In the case of intelligent agents, max_step_cost
specifies the maximum cost that can be incurred on the agent at any step.
entities:
main_1:
agent: gym_novel_gridworlds2.agents.KeyboardAgent
name: entity.polycraft.Player.name
type: agent
entity: gym_novel_gridworlds2.contrib.polycraft.objects.PolycraftEntity
action_set: main
inventory:
iron_pickaxe: 1
tree_tap: 1
id: 0
room: 2
max_step_cost: 100000
trades
The input and output of a trade and the id
of the trader with whom this trade can be executed.
trades:
block_of_titanium_1:
input:
block_of_platinum: 1
output:
block_of_titanium: 1
trader:
- 103
auto_pickup_agents
List of ids of those entities that are to automatically collect all objects around them at each time step.
Actions
actions
Source modules and step cost of actions possible in the environment.
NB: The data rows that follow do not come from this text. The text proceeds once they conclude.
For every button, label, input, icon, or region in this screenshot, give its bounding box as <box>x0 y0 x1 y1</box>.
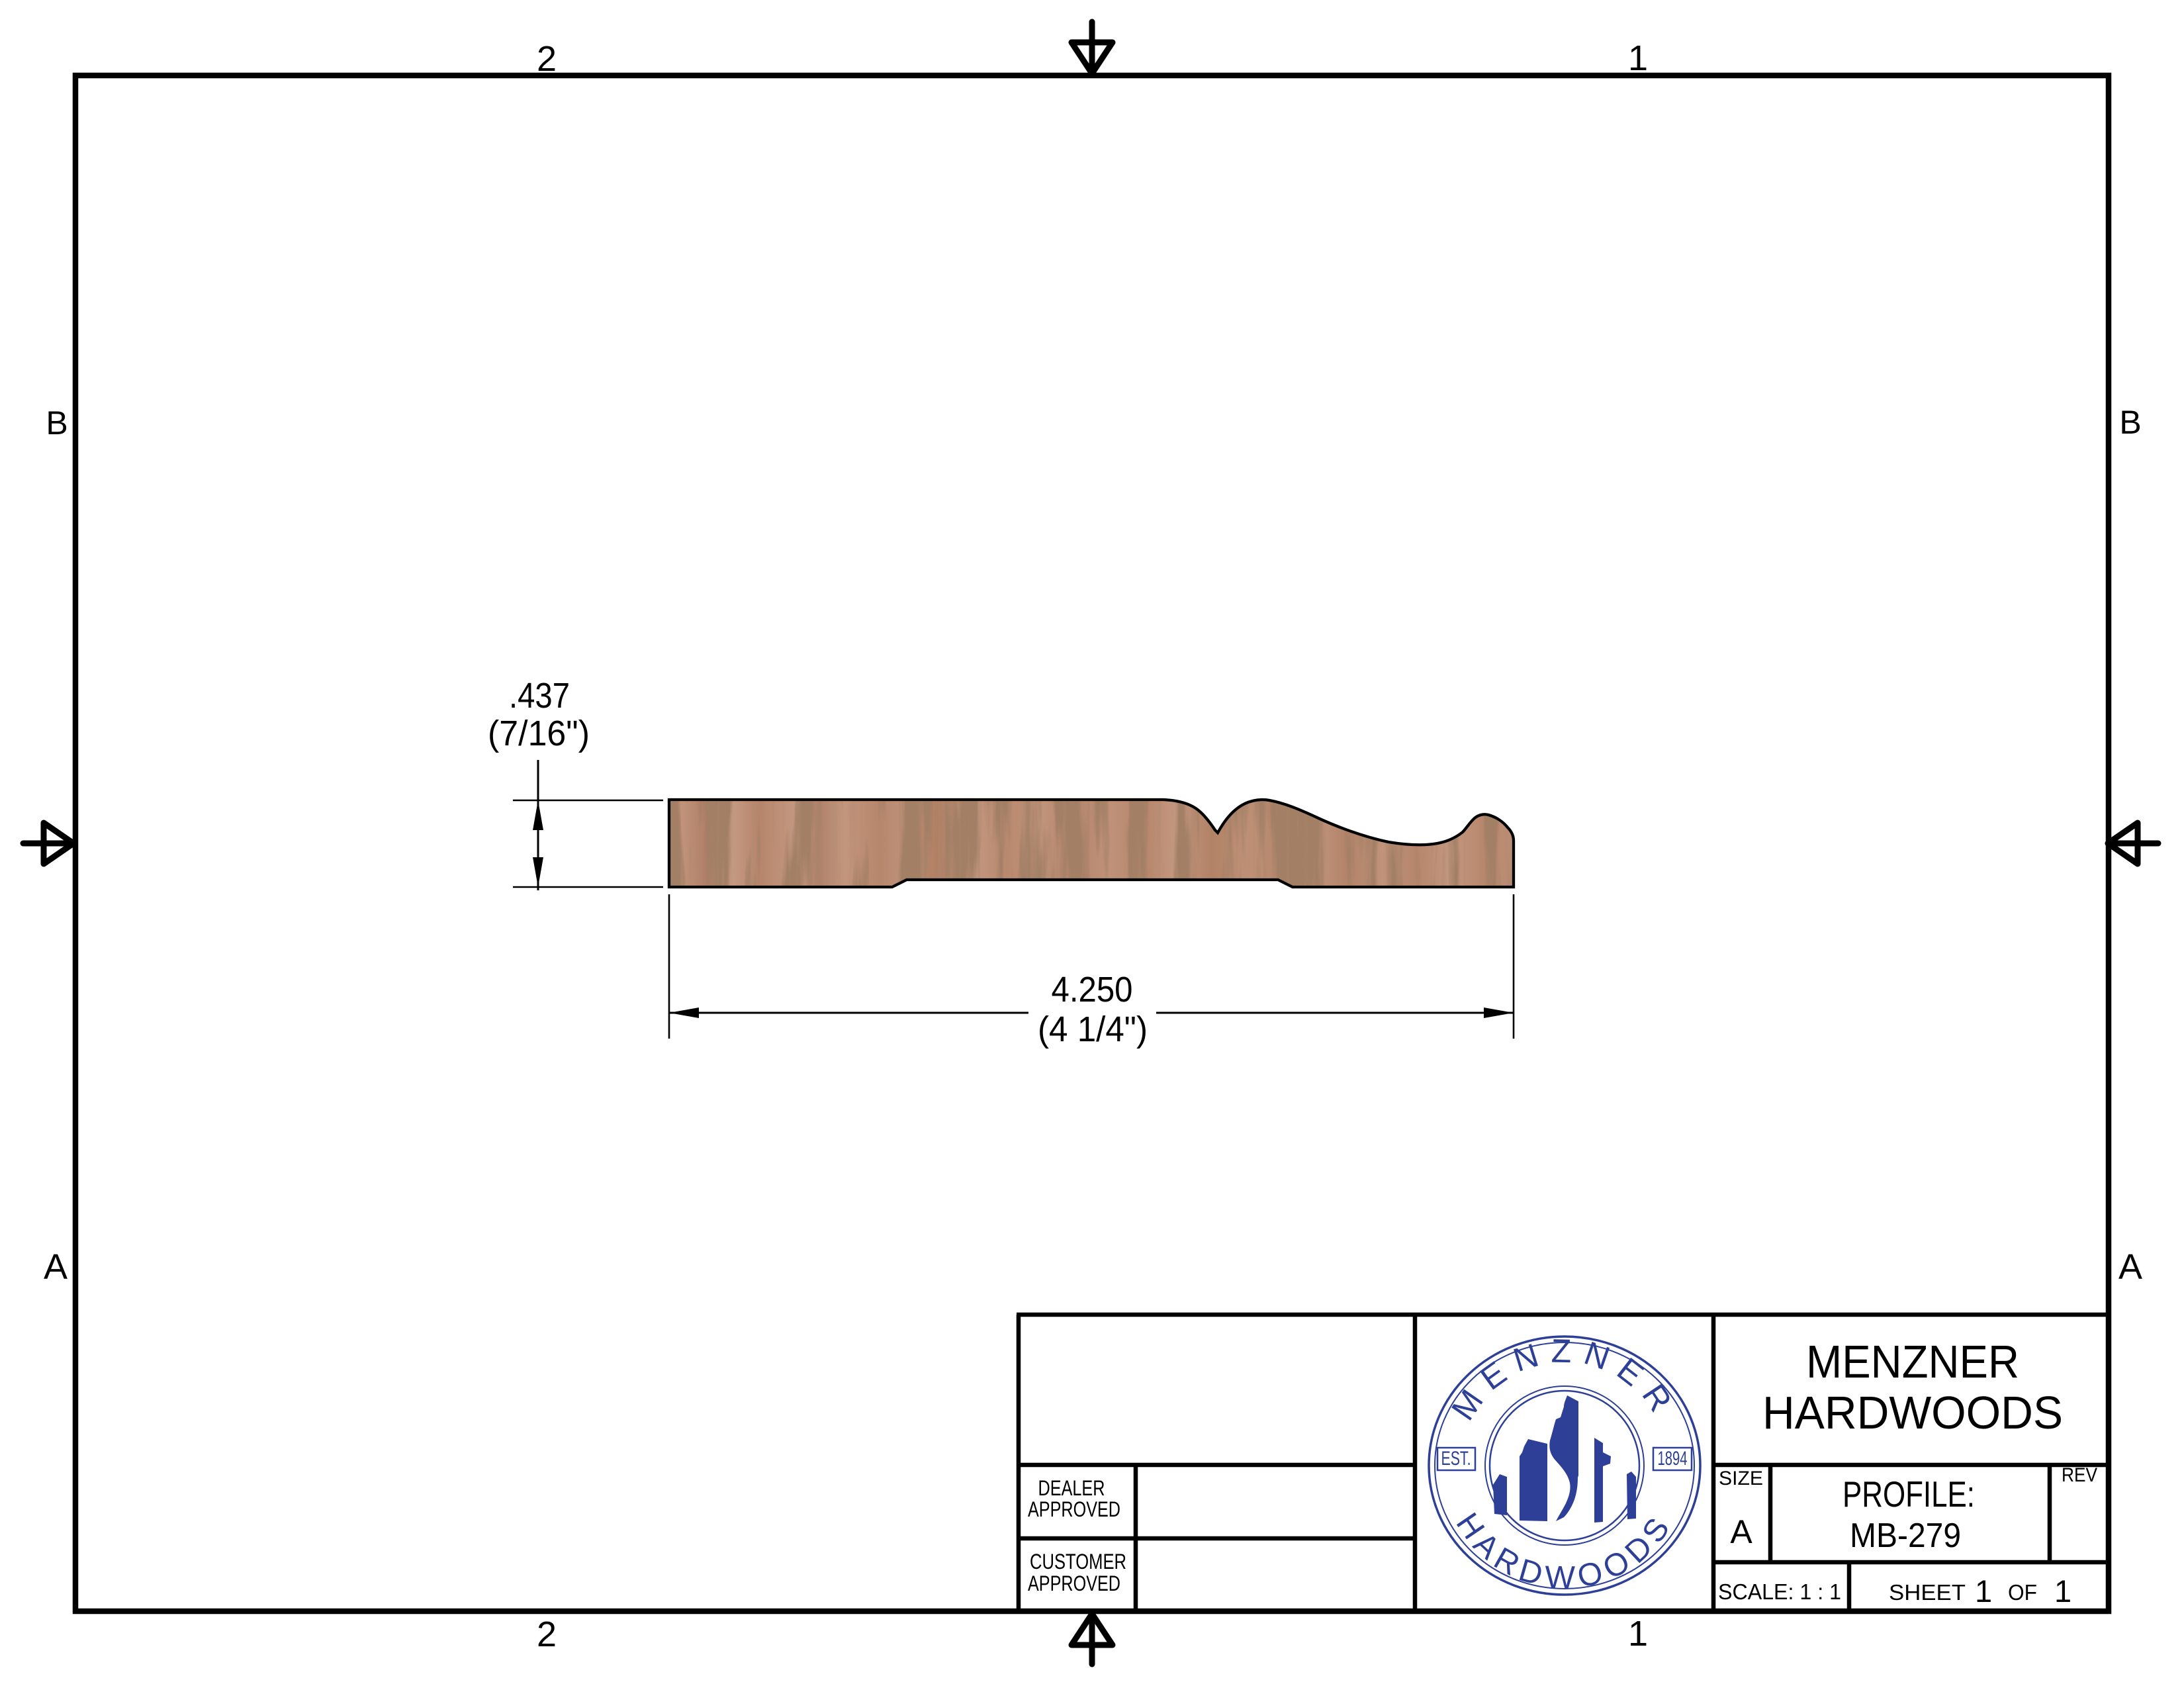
svg-text:2: 2 <box>537 1615 557 1654</box>
svg-text:A: A <box>44 1247 68 1287</box>
svg-text:APPROVED: APPROVED <box>1028 1497 1120 1521</box>
svg-text:MB-279: MB-279 <box>1850 1517 1961 1555</box>
svg-text:OF: OF <box>2008 1580 2037 1605</box>
svg-text:APPROVED: APPROVED <box>1028 1571 1120 1595</box>
svg-text:SIZE: SIZE <box>1719 1468 1763 1489</box>
svg-text:MENZNER: MENZNER <box>1806 1336 2019 1387</box>
svg-text:SCALE: 1 : 1: SCALE: 1 : 1 <box>1718 1579 1841 1604</box>
svg-text:HARDWOODS: HARDWOODS <box>1762 1387 2063 1438</box>
svg-text:.437: .437 <box>509 676 570 716</box>
svg-text:A: A <box>1730 1513 1752 1550</box>
svg-text:1: 1 <box>1628 38 1648 78</box>
svg-text:1894: 1894 <box>1658 1448 1688 1470</box>
svg-text:1: 1 <box>1628 1614 1648 1654</box>
svg-text:2: 2 <box>537 39 557 79</box>
svg-text:1: 1 <box>1975 1573 1992 1609</box>
svg-text:SHEET: SHEET <box>1889 1580 1966 1605</box>
svg-text:PROFILE:: PROFILE: <box>1843 1474 1975 1515</box>
svg-text:(7/16"): (7/16") <box>488 714 590 753</box>
svg-text:A: A <box>2118 1247 2142 1287</box>
svg-text:EST.: EST. <box>1441 1448 1471 1470</box>
svg-text:(4 1/4"): (4 1/4") <box>1038 1009 1148 1049</box>
svg-text:4.250: 4.250 <box>1052 970 1133 1009</box>
svg-text:B: B <box>46 404 68 442</box>
svg-text:DEALER: DEALER <box>1038 1476 1105 1500</box>
svg-text:REV: REV <box>2062 1464 2097 1486</box>
svg-text:B: B <box>2119 404 2141 441</box>
svg-text:CUSTOMER: CUSTOMER <box>1030 1550 1126 1573</box>
svg-text:1: 1 <box>2054 1573 2071 1609</box>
In the case of actions involving interactions with other agents, the entity_id
must be provided. Compound actions include break_<object>
, approach_<object/entity>
, interact_<entity>
, select_<object>
, craft_<object>
, trade_<object>
. Notice nop_placeholder
, a placeholder for a novelty action.
actions:
break_block:
module: gym_novel_gridworlds2.contrib.polycraft.actions.Break
step_cost: 3600
action_sets
Unique sets of actions that can be attributed to any entity. Any set of actions can be shared by entities.
action_sets:
main:
- collect
- break_block
- approach_oak_log
- select_oak_log
- deselect_item
- craft_stick
- nop_placeholder1
- give_up
Goal
recipies
Input, output, and step cost of all the recipies the agent can craft. In the base implementation includes the recipe for the pogo_stick
, the goal craft of the game.
recipies:
pogo_stick:
input:
- stick
- block_of_titanium
- stick
- diamond
- '0'
- '0'
- '0'
- rubber
- '0'
output:
pogo_stick: 1
step_cost: 8400
Training
All of the below keys take integer values.
sleep_time
Time delay after each environment step.
time_limit
Limit on how many steps the agent can take in attempting the goal during training.
seed
For the reproducibility of the experiment run.
num_episodes
Number of episodes to run.